I’ve just merged DM-27153 to master, which means it should appear in the upcoming w_2021_03 release. This includes some big changes to the Butler and Registry.

First off, Registry is now aware of the collections and run arguments passed to Butler at construction, so you no longer need to pass those again when using the Registry directly.
For example, here’s what was necessary before:

butler = Butler(root, collections=["a", "b", "c"])
refs = butler.registry.queryDatasets("calexp", collections=["a", "b", "c"])

but now the second line can just be:

refs = butler.registry.queryDatasets("calexp")

Passing collections (or run) to Registry is still valid everywhere it was valid before, and it will override what was passed at construction. It’s still necessary in those places if you don’t pass collections or run at construction.

The other big improvement is that Butlers and their associated Registry objects can now also be initialized with default values for certain dimensions - specifically, the “governor” dimensions, instrument and skymap. This can be done explicitly, via keyword arguments:

butler = Butler(root, instrument="HSC", collections=["HSC/defaults"])
raw = butler.get("raw", exposure=903334, detector=16)  # no instrument necessary here!

or implicitly, if the collections the Butler is initialized with contain datasets that have exactly one value for instrument or skymap, so the first line can actually just be (for the usual definition of this particular collection, that is):

butler = Butler(root, collections=["HSC/defaults"])

This should usually Just Work (for Registry methods, too), but it’s important to understand that the inference is based on the collections given at construction: if you initialize a Butler with no collections, even if the data repository only has one instrument or skymap overall, you won’t get any defaulting those values. That may be another case we can handle in the future, but right now it’s not obvious that the additional cost to butler initialization (more cleverness -> more queries) is worth it.

These improvements come with some other changes that we’re hoping no one would otherwise notice:

  • The tags and chains arguments to Butler's constructor have been removed; they were a little-used (i.e. “only in unit tests”) piece of too-magical functionality that wasn’t worth the complexity it added to the implementation. Instead, it’s now guaranteed that you can create a Butler with a TAGGED or CHAINED collection that does not yet exist, and then use butler.registry.registerCollection to create it, as long as you don’t attempt to query for anything first. There is no longer any way to automatically add new datasets to TAGGED collections in Butler.put or Butler.ingest; instead you can just do that manually with butler.registry.associate.

  • It is no longer possible to set butler.collections or butler.run after construction, at least not directly. This actually wasn’t ever intended to be supported - the fact that it worked at all was a temporarily lucky combination of Python’s permissiveness and a simple implementation (and I’m not sure it actually would have always worked, though it often did).

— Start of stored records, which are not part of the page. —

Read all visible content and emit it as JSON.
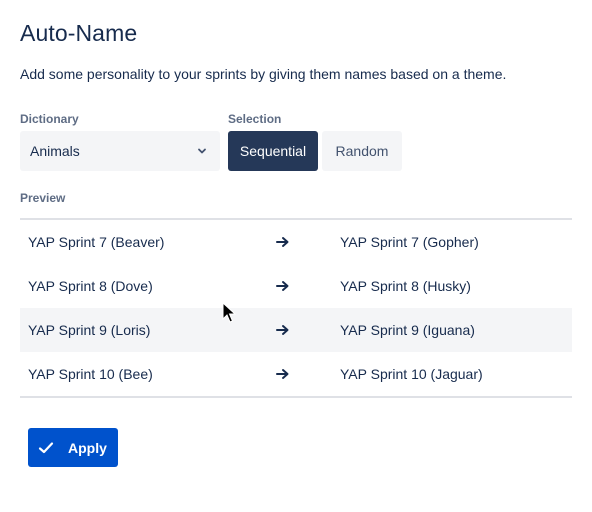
{
  "header": {
    "title": "Auto-Name",
    "description": "Add some personality to your sprints by giving them names based on a theme."
  },
  "dictionary": {
    "label": "Dictionary",
    "selected": "Animals",
    "icon": "chevron-down-icon"
  },
  "selection": {
    "label": "Selection",
    "options": [
      {
        "label": "Sequential",
        "active": true
      },
      {
        "label": "Random",
        "active": false
      }
    ]
  },
  "preview": {
    "label": "Preview",
    "rows": [
      {
        "from": "YAP Sprint 7 (Beaver)",
        "to": "YAP Sprint 7 (Gopher)"
      },
      {
        "from": "YAP Sprint 8 (Dove)",
        "to": "YAP Sprint 8 (Husky)"
      },
      {
        "from": "YAP Sprint 9 (Loris)",
        "to": "YAP Sprint 9 (Iguana)"
      },
      {
        "from": "YAP Sprint 10 (Bee)",
        "to": "YAP Sprint 10 (Jaguar)"
      }
    ],
    "arrow_icon": "arrow-right-icon"
  },
  "actions": {
    "apply_label": "Apply",
    "apply_icon": "check-icon"
  },
  "colors": {
    "primary": "#0052cc",
    "selected_segment": "#253858",
    "text": "#172b4d",
    "muted": "#5e6c84",
    "subtle_bg": "#f4f5f7"
  }
}
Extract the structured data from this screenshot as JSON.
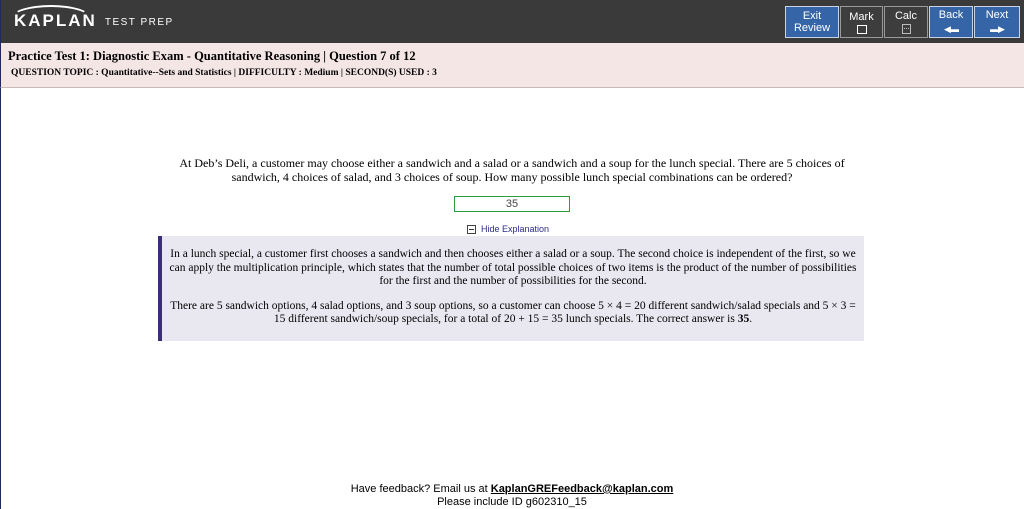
{
  "brand": {
    "name": "KAPLAN",
    "sub": "TEST PREP"
  },
  "toolbar": {
    "exit_line1": "Exit",
    "exit_line2": "Review",
    "mark": "Mark",
    "calc": "Calc",
    "back": "Back",
    "next": "Next"
  },
  "header": {
    "title": "Practice Test 1: Diagnostic Exam - Quantitative Reasoning | Question 7 of 12",
    "subtitle": "QUESTION TOPIC : Quantitative--Sets and Statistics | DIFFICULTY : Medium | SECOND(S) USED : 3"
  },
  "question": {
    "text": "At Deb’s Deli, a customer may choose either a sandwich and a salad or a sandwich and a soup for the lunch special. There are 5 choices of sandwich, 4 choices of salad, and 3 choices of soup. How many possible lunch special combinations can be ordered?",
    "answer_value": "35"
  },
  "explanation": {
    "toggle_label": "Hide Explanation",
    "para1": "In a lunch special, a customer first chooses a sandwich and then chooses either a salad or a soup. The second choice is independent of the first, so we can apply the multiplication principle, which states that the number of total possible choices of two items is the product of the number of possibilities for the first and the number of possibilities for the second.",
    "para2_main": "There are 5 sandwich options, 4 salad options, and 3 soup options, so a customer can choose 5 × 4 = 20 different sandwich/salad specials and 5 × 3 = 15 different sandwich/soup specials, for a total of 20 + 15 = 35 lunch specials. The correct answer is ",
    "para2_answer": "35",
    "para2_end": "."
  },
  "footer": {
    "line1_prefix": "Have feedback? Email us at ",
    "email": "KaplanGREFeedback@kaplan.com",
    "line2": "Please include ID g602310_15"
  },
  "colors": {
    "topbar": "#3a3a3a",
    "button_blue": "#3565a6",
    "header_bg": "#f5e6e6",
    "explanation_bg": "#e9e8f0",
    "explanation_border": "#3c2d7a",
    "answer_border": "#2e9c3a"
  },
  "icons": {
    "mark": "checkbox-icon",
    "calc": "calculator-icon",
    "back": "back-arrow-icon",
    "next": "next-arrow-icon",
    "toggle": "minus-box-icon"
  }
}
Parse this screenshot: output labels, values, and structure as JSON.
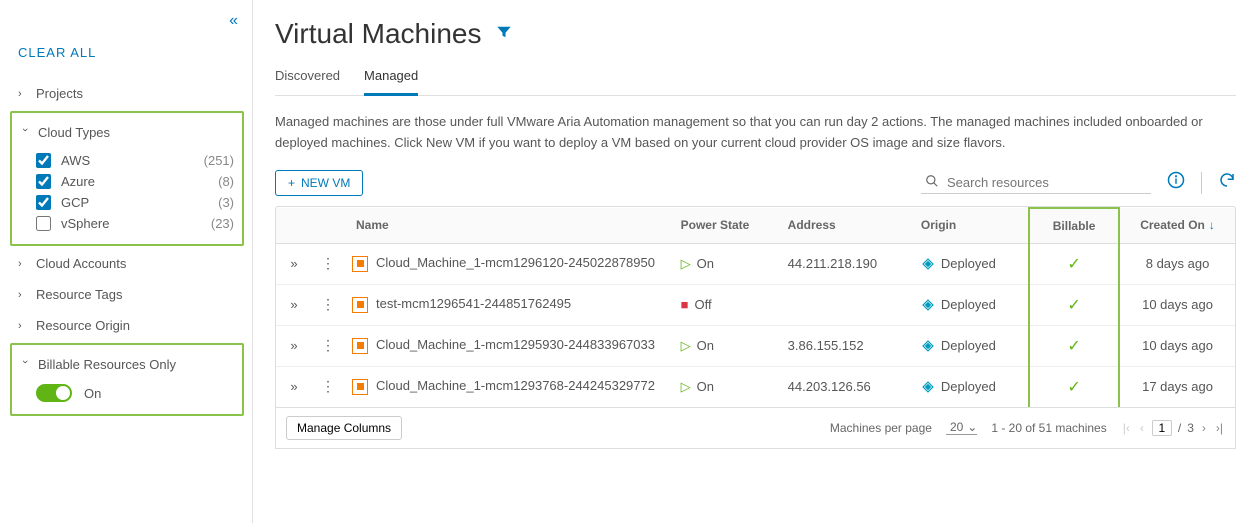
{
  "sidebar": {
    "clear_all": "CLEAR ALL",
    "sections": {
      "projects": {
        "label": "Projects"
      },
      "cloud_types": {
        "label": "Cloud Types",
        "options": [
          {
            "label": "AWS",
            "count": "(251)",
            "checked": true
          },
          {
            "label": "Azure",
            "count": "(8)",
            "checked": true
          },
          {
            "label": "GCP",
            "count": "(3)",
            "checked": true
          },
          {
            "label": "vSphere",
            "count": "(23)",
            "checked": false
          }
        ]
      },
      "cloud_accounts": {
        "label": "Cloud Accounts"
      },
      "resource_tags": {
        "label": "Resource Tags"
      },
      "resource_origin": {
        "label": "Resource Origin"
      },
      "billable": {
        "label": "Billable Resources Only",
        "toggle_label": "On"
      }
    }
  },
  "main": {
    "title": "Virtual Machines",
    "tabs": [
      {
        "label": "Discovered",
        "active": false
      },
      {
        "label": "Managed",
        "active": true
      }
    ],
    "description": "Managed machines are those under full VMware Aria Automation management so that you can run day 2 actions. The managed machines included onboarded or deployed machines. Click New VM if you want to deploy a VM based on your current cloud provider OS image and size flavors.",
    "new_vm_label": "NEW VM",
    "search_placeholder": "Search resources",
    "columns": {
      "name": "Name",
      "power_state": "Power State",
      "address": "Address",
      "origin": "Origin",
      "billable": "Billable",
      "created_on": "Created On"
    },
    "rows": [
      {
        "name": "Cloud_Machine_1-mcm1296120-245022878950",
        "power": "On",
        "address": "44.211.218.190",
        "origin": "Deployed",
        "billable": true,
        "created": "8 days ago"
      },
      {
        "name": "test-mcm1296541-244851762495",
        "power": "Off",
        "address": "",
        "origin": "Deployed",
        "billable": true,
        "created": "10 days ago"
      },
      {
        "name": "Cloud_Machine_1-mcm1295930-244833967033",
        "power": "On",
        "address": "3.86.155.152",
        "origin": "Deployed",
        "billable": true,
        "created": "10 days ago"
      },
      {
        "name": "Cloud_Machine_1-mcm1293768-244245329772",
        "power": "On",
        "address": "44.203.126.56",
        "origin": "Deployed",
        "billable": true,
        "created": "17 days ago"
      }
    ],
    "footer": {
      "manage_columns": "Manage Columns",
      "per_page_label": "Machines per page",
      "per_page_value": "20",
      "range_text": "1 - 20 of 51 machines",
      "current_page": "1",
      "total_pages": "3"
    }
  }
}
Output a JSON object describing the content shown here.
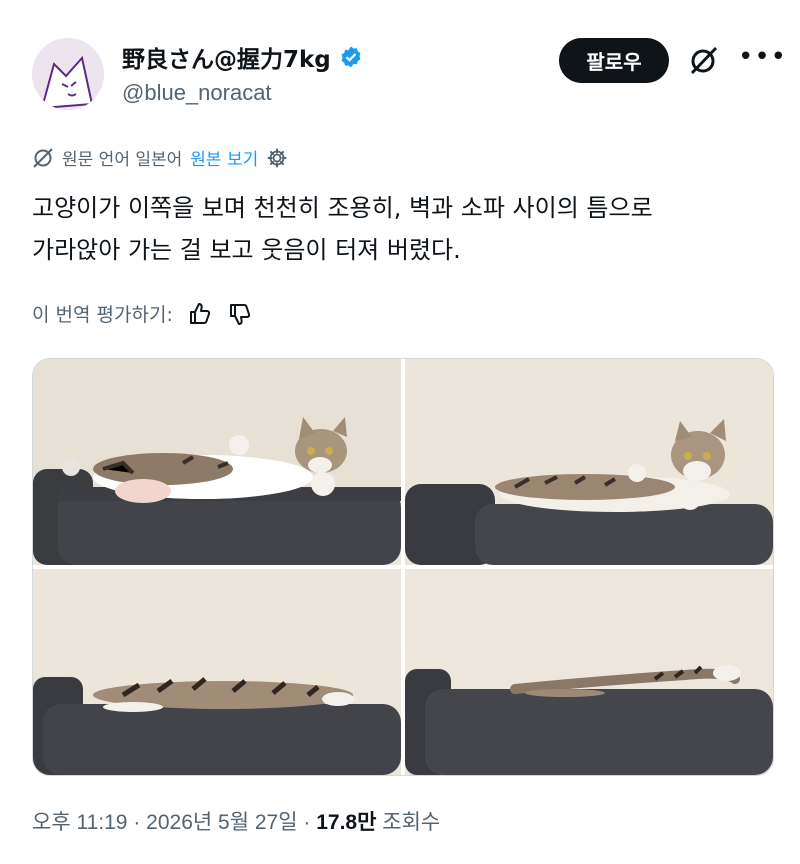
{
  "user": {
    "display_name": "野良さん@握力7kg",
    "handle": "@blue_noracat",
    "verified": true,
    "avatar_icon": "cat-face-avatar"
  },
  "actions": {
    "follow_label": "팔로우",
    "grok_icon": "slash-circle-icon",
    "more_icon": "more-icon"
  },
  "translation": {
    "original_language": "원문 언어 일본어",
    "view_original": "원본 보기",
    "settings_icon": "gear-icon"
  },
  "post": {
    "text_line1": "고양이가 이쪽을 보며 천천히 조용히, 벽과 소파 사이의 틈으로",
    "text_line2": "가라앉아 가는 걸 보고 웃음이 터져 버렸다."
  },
  "rate": {
    "label": "이 번역 평가하기:",
    "like_icon": "thumbs-up-icon",
    "dislike_icon": "thumbs-down-icon"
  },
  "footer": {
    "time": "오후 11:19",
    "date": "2026년 5월 27일",
    "views_count": "17.8만",
    "views_label": "조회수",
    "sep": "·"
  },
  "colors": {
    "accent": "#1d9bf0",
    "muted": "#536471",
    "text": "#0f1419"
  }
}
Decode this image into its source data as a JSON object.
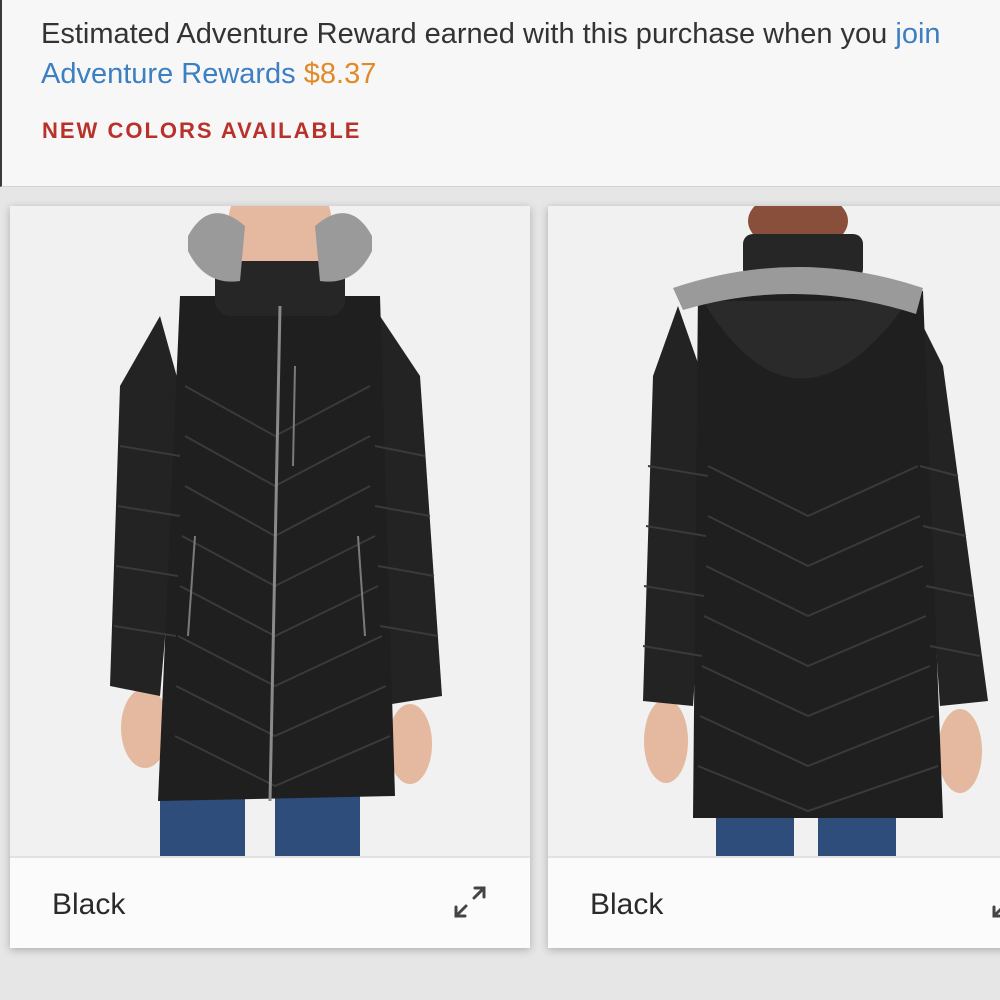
{
  "reward": {
    "text_before": "Estimated Adventure Reward earned with this purchase when you ",
    "link_text": "join Adventure Rewards",
    "amount": "$8.37"
  },
  "badge": {
    "new_colors": "NEW COLORS AVAILABLE"
  },
  "cards": [
    {
      "color_name": "Black",
      "view": "front",
      "icon": "expand-icon"
    },
    {
      "color_name": "Black",
      "view": "back",
      "icon": "expand-icon"
    }
  ],
  "colors": {
    "link": "#3d7fc1",
    "amount": "#e08a2a",
    "badge": "#b8322b",
    "jacket": "#1f1f1f",
    "fur": "#9a9a9a",
    "jeans": "#2e4d7a"
  }
}
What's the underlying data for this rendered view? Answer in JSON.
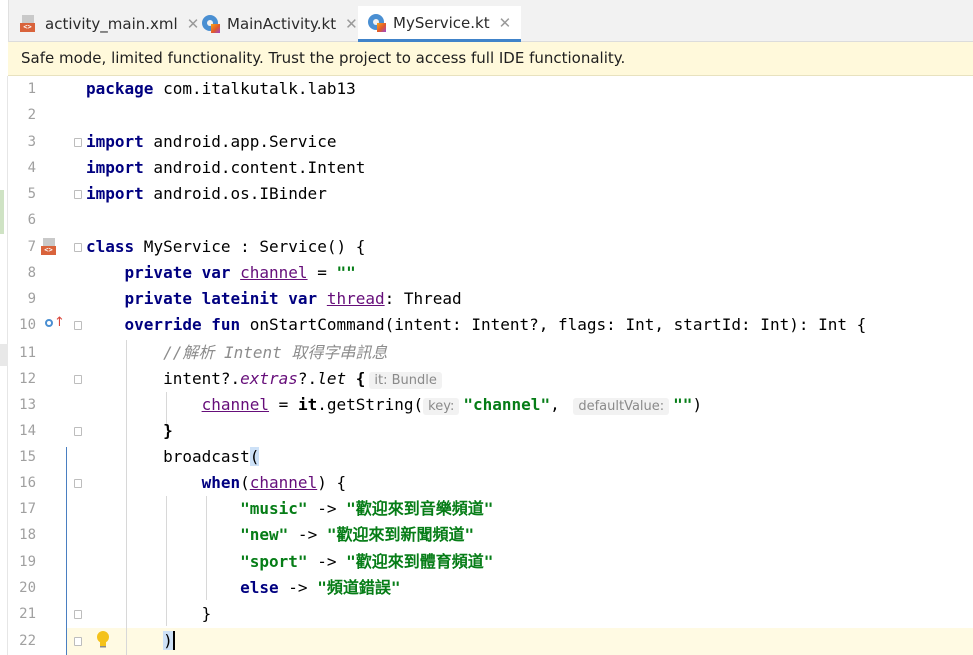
{
  "tabs": [
    {
      "label": "activity_main.xml",
      "icon": "xml-file-icon",
      "active": false
    },
    {
      "label": "MainActivity.kt",
      "icon": "kotlin-file-icon",
      "active": false
    },
    {
      "label": "MyService.kt",
      "icon": "kotlin-file-icon",
      "active": true
    }
  ],
  "banner": {
    "text": "Safe mode, limited functionality. Trust the project to access full IDE functionality."
  },
  "lines": {
    "l1": {
      "num": "1",
      "t1": "package",
      "t2": " com.italkutalk.lab13"
    },
    "l2": {
      "num": "2"
    },
    "l3": {
      "num": "3",
      "t1": "import",
      "t2": " android.app.Service"
    },
    "l4": {
      "num": "4",
      "t1": "import",
      "t2": " android.content.Intent"
    },
    "l5": {
      "num": "5",
      "t1": "import",
      "t2": " android.os.IBinder"
    },
    "l6": {
      "num": "6"
    },
    "l7": {
      "num": "7",
      "t1": "class",
      "t2": " MyService : Service() {"
    },
    "l8": {
      "num": "8",
      "t1": "    private var ",
      "t2": "channel",
      "t3": " = ",
      "t4": "\"\""
    },
    "l9": {
      "num": "9",
      "t1": "    private lateinit var ",
      "t2": "thread",
      "t3": ": Thread"
    },
    "l10": {
      "num": "10",
      "t1": "    override fun ",
      "t2": "onStartCommand(intent: Intent?, flags: Int, startId: Int): Int {"
    },
    "l11": {
      "num": "11",
      "t1": "        //解析 Intent 取得字串訊息"
    },
    "l12": {
      "num": "12",
      "t1": "        intent?.",
      "t2": "extras",
      "t3": "?.",
      "t4": "let",
      "t5": " {",
      "hint": "it: Bundle"
    },
    "l13": {
      "num": "13",
      "t1": "            ",
      "t2": "channel",
      "t3": " = ",
      "t4": "it",
      "t5": ".getString(",
      "hint1": "key:",
      "s1": "\"channel\"",
      "t6": ", ",
      "hint2": "defaultValue:",
      "s2": "\"\"",
      "t7": ")"
    },
    "l14": {
      "num": "14",
      "t1": "        }"
    },
    "l15": {
      "num": "15",
      "t1": "        broadcast",
      "t2": "("
    },
    "l16": {
      "num": "16",
      "t1": "            ",
      "t2": "when",
      "t3": "(",
      "t4": "channel",
      "t5": ") {"
    },
    "l17": {
      "num": "17",
      "t1": "                ",
      "s1": "\"music\"",
      "t2": " -> ",
      "s2": "\"歡迎來到音樂頻道\""
    },
    "l18": {
      "num": "18",
      "t1": "                ",
      "s1": "\"new\"",
      "t2": " -> ",
      "s2": "\"歡迎來到新聞頻道\""
    },
    "l19": {
      "num": "19",
      "t1": "                ",
      "s1": "\"sport\"",
      "t2": " -> ",
      "s2": "\"歡迎來到體育頻道\""
    },
    "l20": {
      "num": "20",
      "t1": "                ",
      "t2": "else",
      "t3": " -> ",
      "s1": "\"頻道錯誤\""
    },
    "l21": {
      "num": "21",
      "t1": "            }"
    },
    "l22": {
      "num": "22",
      "t1": "        ",
      "t2": ")"
    }
  },
  "colors": {
    "keyword": "#000080",
    "string": "#067d17",
    "property": "#660e7a",
    "comment": "#8c8c8c",
    "current_line": "#fffae3",
    "banner": "#fff9db"
  }
}
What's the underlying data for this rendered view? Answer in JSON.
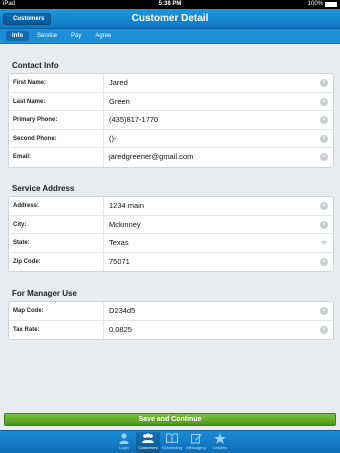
{
  "status_bar": {
    "device": "iPad",
    "time": "5:38 PM",
    "battery": "100%"
  },
  "nav": {
    "back_label": "Customers",
    "title": "Customer Detail"
  },
  "tabs": [
    {
      "label": "Info",
      "active": true
    },
    {
      "label": "Service",
      "active": false
    },
    {
      "label": "Pay",
      "active": false
    },
    {
      "label": "Agree",
      "active": false
    }
  ],
  "contact": {
    "title": "Contact Info",
    "fields": [
      {
        "label": "First Name:",
        "value": "Jared"
      },
      {
        "label": "Last Name:",
        "value": "Green"
      },
      {
        "label": "Primary Phone:",
        "value": "(435)817-1770"
      },
      {
        "label": "Second Phone:",
        "value": "()-"
      },
      {
        "label": "Email:",
        "value": "jaredgreener@gmail.com"
      }
    ]
  },
  "service": {
    "title": "Service Address",
    "fields": [
      {
        "label": "Address:",
        "value": "1234 main"
      },
      {
        "label": "City:",
        "value": "Mckinney"
      },
      {
        "label": "State:",
        "value": "Texas"
      },
      {
        "label": "Zip Code:",
        "value": "75071"
      }
    ]
  },
  "manager": {
    "title": "For Manager Use",
    "fields": [
      {
        "label": "Map Code:",
        "value": "D234d5"
      },
      {
        "label": "Tax Rate:",
        "value": "0.0825"
      }
    ]
  },
  "save_label": "Save and Continue",
  "bottom_tabs": [
    {
      "label": "Login",
      "icon": "person-icon",
      "active": false
    },
    {
      "label": "Customers",
      "icon": "group-icon",
      "active": true
    },
    {
      "label": "Scheduling",
      "icon": "book-icon",
      "active": false
    },
    {
      "label": "Messaging",
      "icon": "compose-icon",
      "active": false
    },
    {
      "label": "Leaders",
      "icon": "star-icon",
      "active": false
    }
  ],
  "colors": {
    "accent": "#1d98e0",
    "save": "#5fa826"
  }
}
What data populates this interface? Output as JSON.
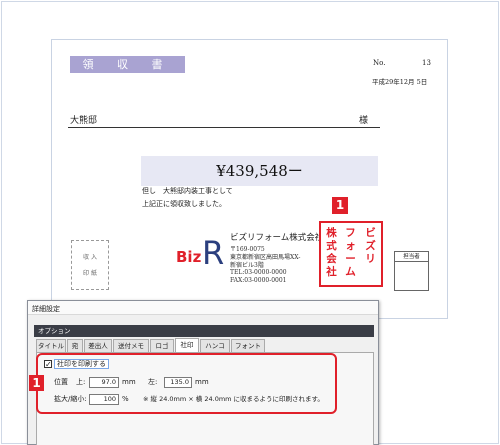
{
  "receipt": {
    "title": "領 収 書",
    "no_label": "No.",
    "no_value": "13",
    "date": "平成29年12月 5日",
    "recipient": "大熊邸",
    "honorific": "様",
    "amount": "¥439,548ー",
    "note_line1": "但し　大熊邸内装工事として",
    "note_line2": "上記正に領収致しました。",
    "stamp_label_1": "収 入",
    "stamp_label_2": "印 紙",
    "logo_text": "Biz",
    "logo_mark": "R",
    "company_name": "ビズリフォーム株式会社",
    "company_lines": [
      "〒169-0075",
      "東京都新宿区高田馬場XX-",
      "新宿ビル3階",
      "TEL:03-0000-0000",
      "FAX:03-0000-0001"
    ],
    "seal_columns": [
      "株式会社",
      "フォーム",
      "ビズリ"
    ],
    "manager_label": "担当者",
    "badge": "1",
    "colors": {
      "title_bg": "#a9a3d2",
      "amount_bg": "#e7e8f4",
      "seal": "#e0202a"
    }
  },
  "dialog": {
    "title": "詳細設定",
    "section": "オプション",
    "tabs": [
      "タイトル",
      "宛",
      "差出人",
      "送付メモ",
      "ロゴ",
      "社印",
      "ハンコ",
      "フォント"
    ],
    "active_tab": "社印",
    "checkbox_label": "社印を印刷する",
    "checkbox_checked": true,
    "position_label": "位置",
    "top_label": "上:",
    "top_value": "97.0",
    "unit_mm": "mm",
    "left_label": "左:",
    "left_value": "135.0",
    "scale_label": "拡大/縮小:",
    "scale_value": "100",
    "unit_percent": "%",
    "scale_note": "※ 縦 24.0mm × 横 24.0mm に収まるように印刷されます。",
    "badge": "1"
  }
}
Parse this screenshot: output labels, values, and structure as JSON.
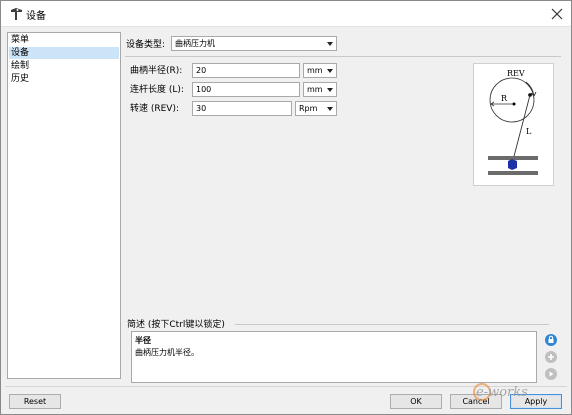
{
  "window": {
    "title": "设备",
    "title_icon": "tool-icon",
    "close_icon": "close-icon"
  },
  "sidebar": {
    "items": [
      {
        "label": "菜单",
        "selected": false
      },
      {
        "label": "设备",
        "selected": true
      },
      {
        "label": "绘制",
        "selected": false
      },
      {
        "label": "历史",
        "selected": false
      }
    ]
  },
  "device": {
    "type_label": "设备类型:",
    "type_value": "曲柄压力机"
  },
  "params": [
    {
      "label": "曲柄半径(R):",
      "value": "20",
      "unit": "mm"
    },
    {
      "label": "连杆长度 (L):",
      "value": "100",
      "unit": "mm"
    },
    {
      "label": "转速 (REV):",
      "value": "30",
      "unit": "Rpm"
    }
  ],
  "diagram": {
    "rev_label": "REV",
    "r_label": "R",
    "l_label": "L"
  },
  "description": {
    "title": "简述 (按下Ctrl键以锁定)",
    "heading": "半径",
    "text": "曲柄压力机半径。"
  },
  "footer": {
    "reset_label": "Reset",
    "ok_label": "OK",
    "cancel_label": "Cancel",
    "apply_label": "Apply"
  },
  "watermark": {
    "text": "e-works"
  },
  "colors": {
    "accent": "#2f86d6",
    "selection": "#cce4f7"
  }
}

Now, attempting to set either of these directly will raise a clear exception (they’re read-only properties), but it is possible to set them both via a statement like:

      butler.registry.defaults = lsst.daf.butler.registry.RegistryDefaults(...)
    

    This can be used to set default instrument and skymap values as well, and it will [re-]infer them from collection contents just like Butler construction does if they are not given.